Non si aspettava di vincere, Marco Acquaroli. Il trionfatore al Bocuse d'Or Italia 2016, che si è tenuto domenica 31 gennaio e lunedì 1 febbraio ad Alba, era già pronto a segnarsi cosa si poteva fare meglio per preparare la prossima edizione. Outsider dei concorsi di cucina, lo chef del Four Seasons Des Bergues di Ginevra è però un esperto del Bocuse, concorso sponsorizzato da S.Pellegrino. «Posso dire di averlo mangiato. Ho visto tutti i video su YouTube, vincere sarebbe il sogno di una vita: è il Pallone D'Oro di un cuoco».

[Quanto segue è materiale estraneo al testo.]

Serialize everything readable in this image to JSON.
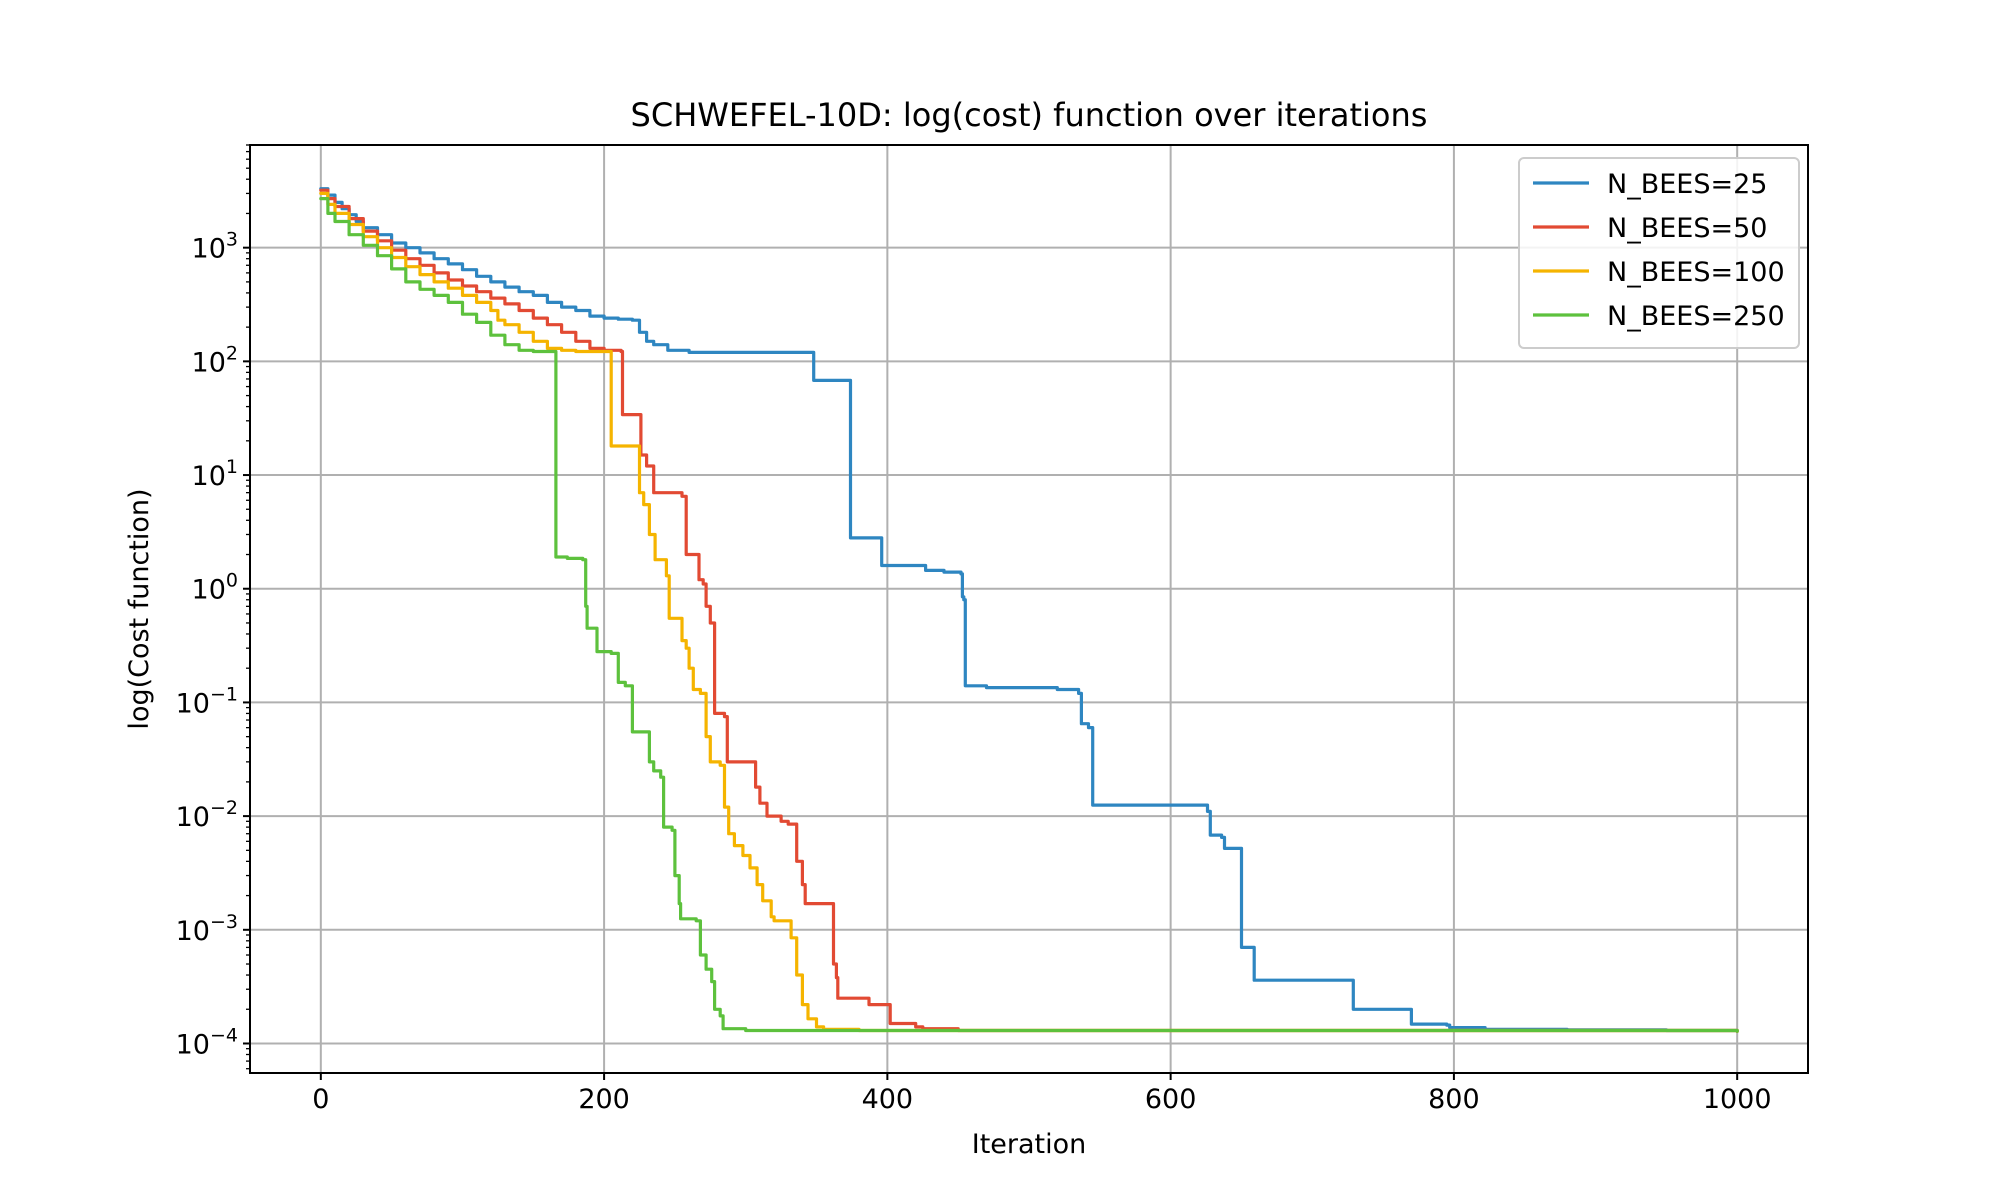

30 anni precisi, nato e cresciuto in Lombardia, dopo l'annuncio della vittoria si muove con entusiasmo sorridente tra fotografi e giornalisti, ben contento di raccontare i dettagli dei piatti che l'hanno portato alla vittoria: il "concetto di povertà" dietro al Filetto di storione con alghe, cipolla e caviale, il Cervo al ginepro, flan di zucca, millefoglie di topinambur e tartufo, brasato di coscia di cervo che ricrea l'atmosfera selvatica e invernale dei boschi.
Dopo aver battuto undici colleghi alla finale italiana, ora rappresenterà il nostro paese al Bocuse d'Or Europe di Budapest i prossimi 10 e 11 maggio.

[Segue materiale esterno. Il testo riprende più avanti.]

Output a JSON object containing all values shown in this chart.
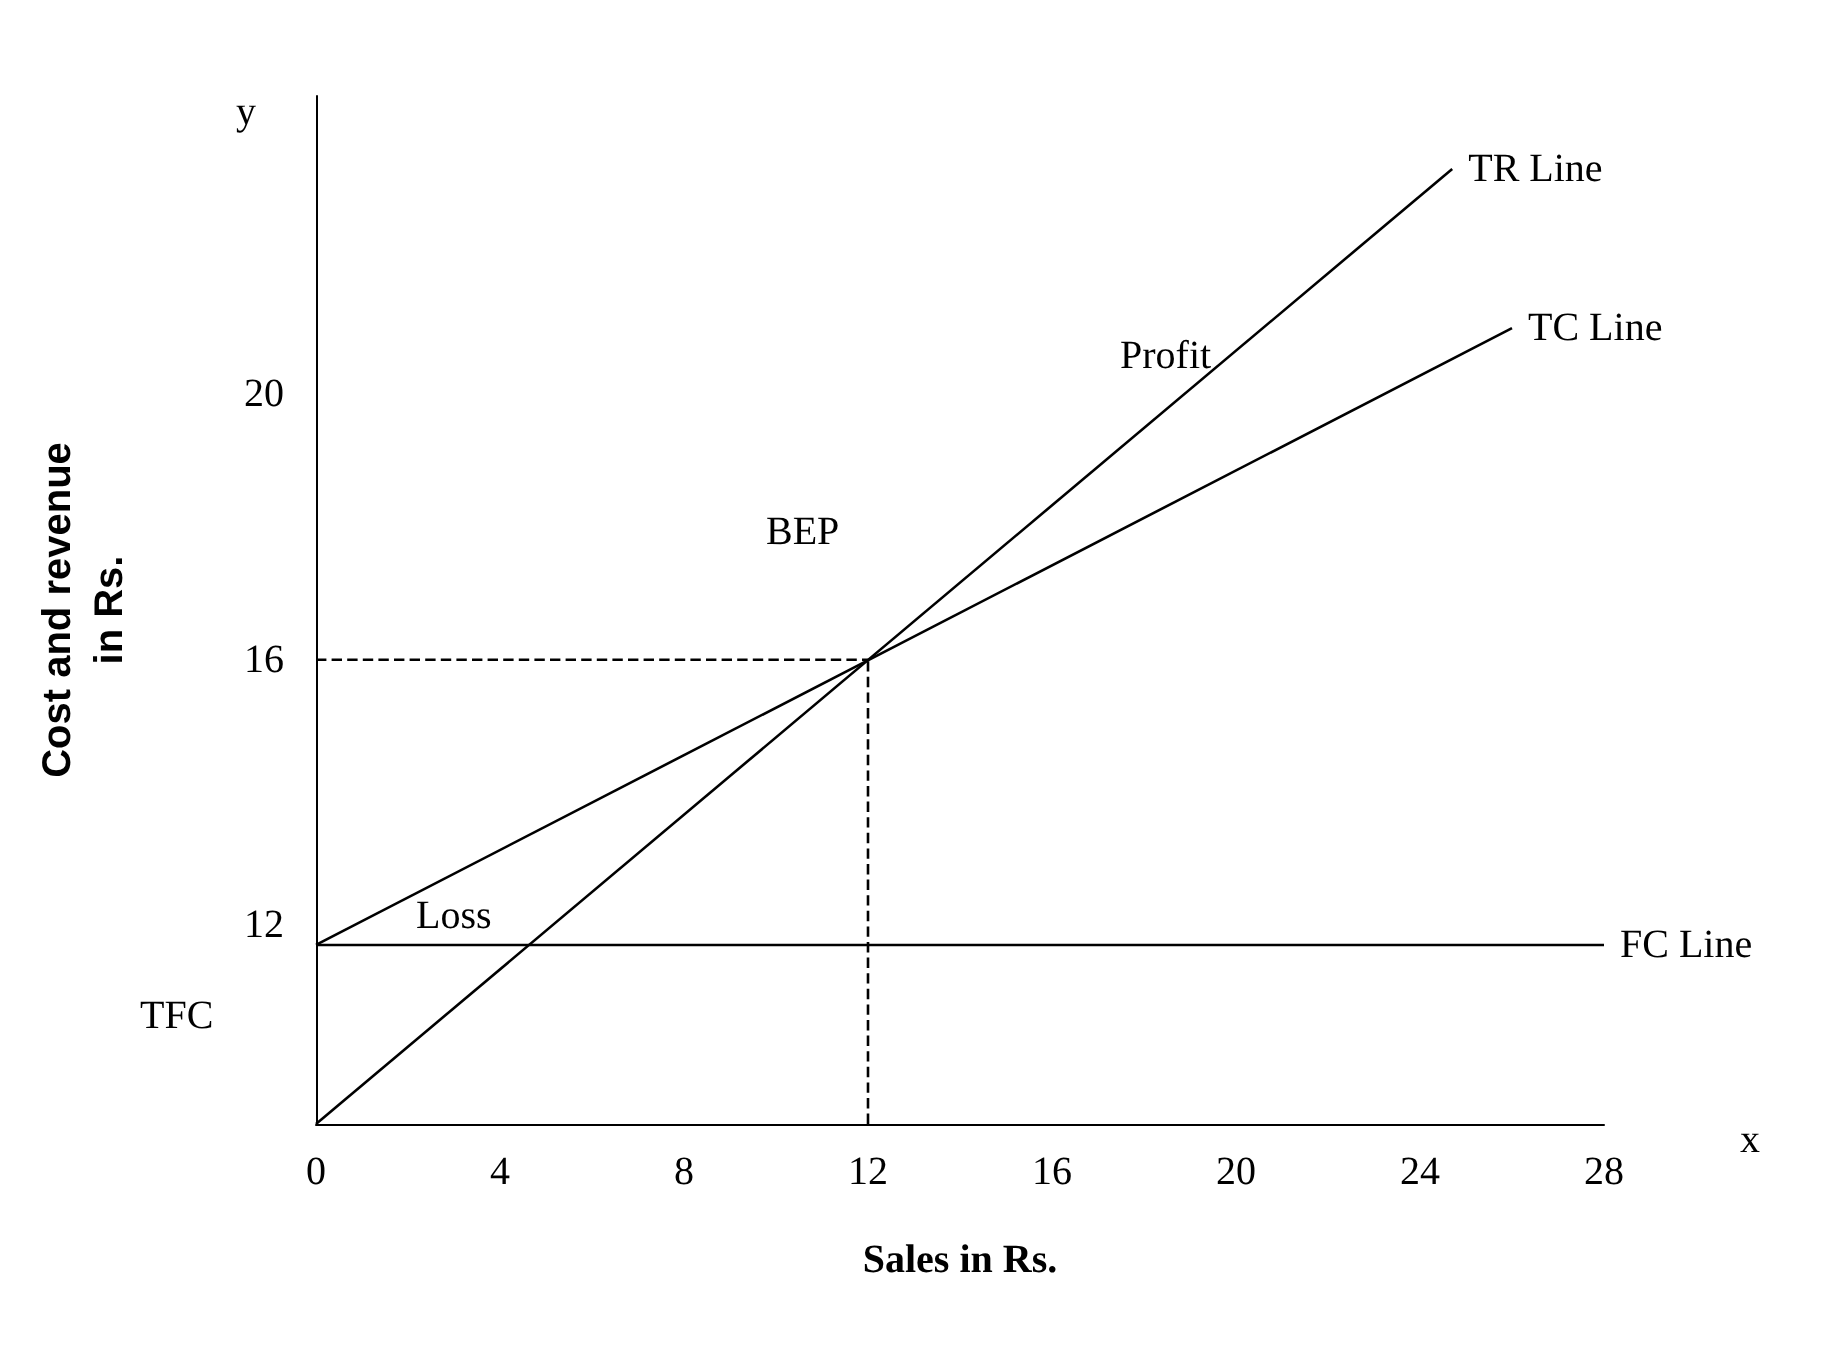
{
  "chart_data": {
    "type": "line",
    "xlabel": "Sales in Rs.",
    "ylabel": "Cost and revenue\nin Rs.",
    "xlim": [
      0,
      28
    ],
    "xticks": [
      0,
      4,
      8,
      12,
      16,
      20,
      24,
      28
    ],
    "ylim": [
      9,
      24.5
    ],
    "yticks": [
      12,
      16,
      20
    ],
    "grid": false,
    "legend": false,
    "marker": "none",
    "series": [
      {
        "name": "TR Line",
        "color": "#000000",
        "x": [
          0,
          24.7
        ],
        "values": [
          9,
          23.4
        ]
      },
      {
        "name": "TC Line",
        "color": "#000000",
        "x": [
          0,
          26
        ],
        "values": [
          11.7,
          21
        ]
      },
      {
        "name": "FC Line",
        "color": "#000000",
        "x": [
          0,
          28
        ],
        "values": [
          11.7,
          11.7
        ]
      },
      {
        "color": "#000000",
        "line_style": "dashed",
        "x": [
          0,
          12
        ],
        "values": [
          16,
          16
        ]
      },
      {
        "color": "#000000",
        "line_style": "dashed",
        "x": [
          12,
          12
        ],
        "values": [
          9,
          16
        ]
      }
    ],
    "annotations": [
      "BEP",
      "Profit",
      "Loss",
      "TFC",
      "y",
      "x"
    ]
  }
}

Come si preparerà a sfidare gli altri finalisti europei?
Mercoledì 11 maggio, ore 11, box 3. Sapevo già data e ora precisa della prova italiana, ci sono capitato per caso navigando sul sito e non l'ho più dimenticato. Non so ancora come mi allenerò, devo parlare con i miei datori di lavoro. Negli altri paesi gli sponsor e i governi investono cifre impressionanti per aiutare i candidati, spero che l'Italia sia finalmente pronta. Partecipare al Bocuse italiano era già un arrivo per me, ora si è trasformato in un inizio.

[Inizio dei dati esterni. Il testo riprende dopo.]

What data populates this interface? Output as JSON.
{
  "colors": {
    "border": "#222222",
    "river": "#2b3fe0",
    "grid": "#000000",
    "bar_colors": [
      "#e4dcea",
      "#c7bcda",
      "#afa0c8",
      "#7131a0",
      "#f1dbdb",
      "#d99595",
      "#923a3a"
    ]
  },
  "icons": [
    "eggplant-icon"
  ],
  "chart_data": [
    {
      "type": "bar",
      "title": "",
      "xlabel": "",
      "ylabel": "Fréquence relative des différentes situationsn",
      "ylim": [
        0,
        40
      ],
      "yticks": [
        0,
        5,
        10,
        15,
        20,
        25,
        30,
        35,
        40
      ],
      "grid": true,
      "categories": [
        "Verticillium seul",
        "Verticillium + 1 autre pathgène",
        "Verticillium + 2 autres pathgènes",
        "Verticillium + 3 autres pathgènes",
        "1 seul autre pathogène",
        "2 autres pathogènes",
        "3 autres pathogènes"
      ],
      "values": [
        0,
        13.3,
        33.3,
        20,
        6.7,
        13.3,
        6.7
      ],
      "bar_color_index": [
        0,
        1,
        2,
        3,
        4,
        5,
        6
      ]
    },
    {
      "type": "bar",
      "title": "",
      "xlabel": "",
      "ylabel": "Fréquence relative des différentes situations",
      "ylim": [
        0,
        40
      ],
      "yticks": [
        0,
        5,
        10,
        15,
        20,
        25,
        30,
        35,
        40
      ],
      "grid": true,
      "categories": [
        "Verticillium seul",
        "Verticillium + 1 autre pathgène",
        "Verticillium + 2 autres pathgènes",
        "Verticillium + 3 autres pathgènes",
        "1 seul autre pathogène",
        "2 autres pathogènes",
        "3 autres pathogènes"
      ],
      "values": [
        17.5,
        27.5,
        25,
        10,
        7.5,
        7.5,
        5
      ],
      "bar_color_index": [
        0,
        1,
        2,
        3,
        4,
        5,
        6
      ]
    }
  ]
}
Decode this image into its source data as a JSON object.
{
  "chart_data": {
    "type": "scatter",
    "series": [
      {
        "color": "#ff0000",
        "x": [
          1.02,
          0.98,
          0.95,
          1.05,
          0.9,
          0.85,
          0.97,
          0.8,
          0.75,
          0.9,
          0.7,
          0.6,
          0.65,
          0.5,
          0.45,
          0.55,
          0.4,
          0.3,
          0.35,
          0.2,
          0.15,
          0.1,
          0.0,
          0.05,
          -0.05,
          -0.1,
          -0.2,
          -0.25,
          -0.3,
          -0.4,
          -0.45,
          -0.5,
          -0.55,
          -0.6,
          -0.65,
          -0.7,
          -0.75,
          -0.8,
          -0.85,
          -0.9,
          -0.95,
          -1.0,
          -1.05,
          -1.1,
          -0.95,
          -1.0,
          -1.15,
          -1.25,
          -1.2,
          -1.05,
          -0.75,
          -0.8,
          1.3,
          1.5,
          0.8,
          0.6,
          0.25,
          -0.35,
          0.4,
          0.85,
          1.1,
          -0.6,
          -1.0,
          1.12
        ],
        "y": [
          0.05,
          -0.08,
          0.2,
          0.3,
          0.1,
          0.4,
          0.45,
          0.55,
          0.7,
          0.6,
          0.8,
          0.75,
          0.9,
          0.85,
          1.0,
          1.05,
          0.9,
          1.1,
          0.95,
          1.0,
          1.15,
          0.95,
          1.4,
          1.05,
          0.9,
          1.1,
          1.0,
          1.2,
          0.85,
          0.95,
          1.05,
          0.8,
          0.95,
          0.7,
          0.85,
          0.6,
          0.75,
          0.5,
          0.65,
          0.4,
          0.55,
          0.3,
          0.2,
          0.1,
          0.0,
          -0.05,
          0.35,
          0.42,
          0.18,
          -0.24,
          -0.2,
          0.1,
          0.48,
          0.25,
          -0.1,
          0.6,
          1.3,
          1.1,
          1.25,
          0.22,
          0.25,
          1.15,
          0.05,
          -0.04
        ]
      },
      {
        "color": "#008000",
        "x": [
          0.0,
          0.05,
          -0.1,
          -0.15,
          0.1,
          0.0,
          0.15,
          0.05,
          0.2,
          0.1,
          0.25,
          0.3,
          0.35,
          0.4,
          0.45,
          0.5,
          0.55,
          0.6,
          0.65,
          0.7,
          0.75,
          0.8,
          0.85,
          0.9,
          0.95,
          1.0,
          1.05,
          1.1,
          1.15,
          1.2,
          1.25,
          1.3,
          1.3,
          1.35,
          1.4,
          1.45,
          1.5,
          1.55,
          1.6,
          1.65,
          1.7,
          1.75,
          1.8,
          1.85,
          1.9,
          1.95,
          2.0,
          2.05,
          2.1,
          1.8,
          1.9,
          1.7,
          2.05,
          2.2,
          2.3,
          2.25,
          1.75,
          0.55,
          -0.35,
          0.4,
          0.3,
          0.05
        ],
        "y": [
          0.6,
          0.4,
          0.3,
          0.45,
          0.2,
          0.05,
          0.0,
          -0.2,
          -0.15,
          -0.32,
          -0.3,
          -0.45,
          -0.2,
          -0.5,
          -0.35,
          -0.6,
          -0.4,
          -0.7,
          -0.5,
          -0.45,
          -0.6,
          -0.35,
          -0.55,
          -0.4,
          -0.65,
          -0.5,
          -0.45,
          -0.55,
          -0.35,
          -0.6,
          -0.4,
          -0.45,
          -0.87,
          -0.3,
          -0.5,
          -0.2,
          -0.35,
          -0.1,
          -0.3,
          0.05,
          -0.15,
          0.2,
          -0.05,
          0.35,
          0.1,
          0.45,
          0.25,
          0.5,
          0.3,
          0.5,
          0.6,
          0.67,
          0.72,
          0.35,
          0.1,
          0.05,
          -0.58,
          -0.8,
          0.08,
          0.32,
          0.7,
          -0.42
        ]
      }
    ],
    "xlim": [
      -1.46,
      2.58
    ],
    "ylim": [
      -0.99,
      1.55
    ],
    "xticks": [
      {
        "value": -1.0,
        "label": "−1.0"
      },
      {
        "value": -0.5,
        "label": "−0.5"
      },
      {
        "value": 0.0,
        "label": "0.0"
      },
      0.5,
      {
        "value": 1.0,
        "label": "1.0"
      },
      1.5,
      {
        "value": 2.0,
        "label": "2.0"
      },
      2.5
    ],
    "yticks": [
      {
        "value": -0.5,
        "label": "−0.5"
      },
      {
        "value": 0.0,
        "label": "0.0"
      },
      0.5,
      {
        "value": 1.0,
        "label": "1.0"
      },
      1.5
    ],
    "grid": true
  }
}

E invece come si è preparato per il Bocuse Italia?
Un'organizzazione infinita e complessa, anche dal punto di vista logistico: lo storione ad esempio in Svizzera non poteva entrare. Dietro queste 4 ore e mezzo di prova ci sono due mesi di lavoro, 24 ore su 24. Ma è da circa otto anni, da quando mi sento un po' più a mio agio in cucina, che penso a partecipare.
Cosa pensa l'abbia portata alla vittoria?
La squadra. Il team di oggi, la forza della grande brigata del Four Seasons che mi ha dato spazi e attrezzatura, il mio commis. Come diceva il grande Benoît Vioiler, che purtroppo è appena scomparso, "Circondarsi dei migliori è esigere la perfezione". Una frase verissima e toccante.
Come definirebbe l'impronta della sua cucina?
Leggerezza e semplicità. Ma soprattutto il gusto, quello non può mancare mai. Un piatto bello non basta. È come una donna bella ma senza consistenza: ti porto a cena, ma poi? Se non sai parlare, se non sai essere la compagna che vorrei con me per i prossimi 40 anni, finisce lì. E infatti era la presentazione la cosa che mi spaventava di più, anche se mi sono documentato per ore guardando vecchie immagini e fotografie del Bocuse. Sono in pochi compulsivi come me!
Quanta parte della sua vita assorbe la cucina?
Lavorare a Ginevra è bello anche per la quantità di tempo libero che ci danno. Ho modo di investire sul mio lavoro e affrontare grandi sfide. Le mie vacanze sono gli stage, come quelli al Geranium di Copenaghen o al Piazza Duomo. E quando torno a casa, dopo 18 ore di lavoro, il mio modo di rilassarmi è guardare video di cucina o ordinare libri di cucina su Amazon.
Quando è nata la passione per la cucina?
In un certo senso da sempre: mio padre era fornaio a Palazzolo sull'Oglio. Poi mi sono formato al Miramonti l'Altro da quel maestro di Léveillé, proprio quando erano gli anni d'oro della Francia, e da Vittorio Fusari: genio e sregolatezza, ma territorio puro. In un certo senso tutto ha contribuito a portarmi qui. Perfino il rifiuto ricevuto da Perbellini dieci anni fa (presidente Bocuse, NdR): un perdente trova la scusa, un vincente la strada.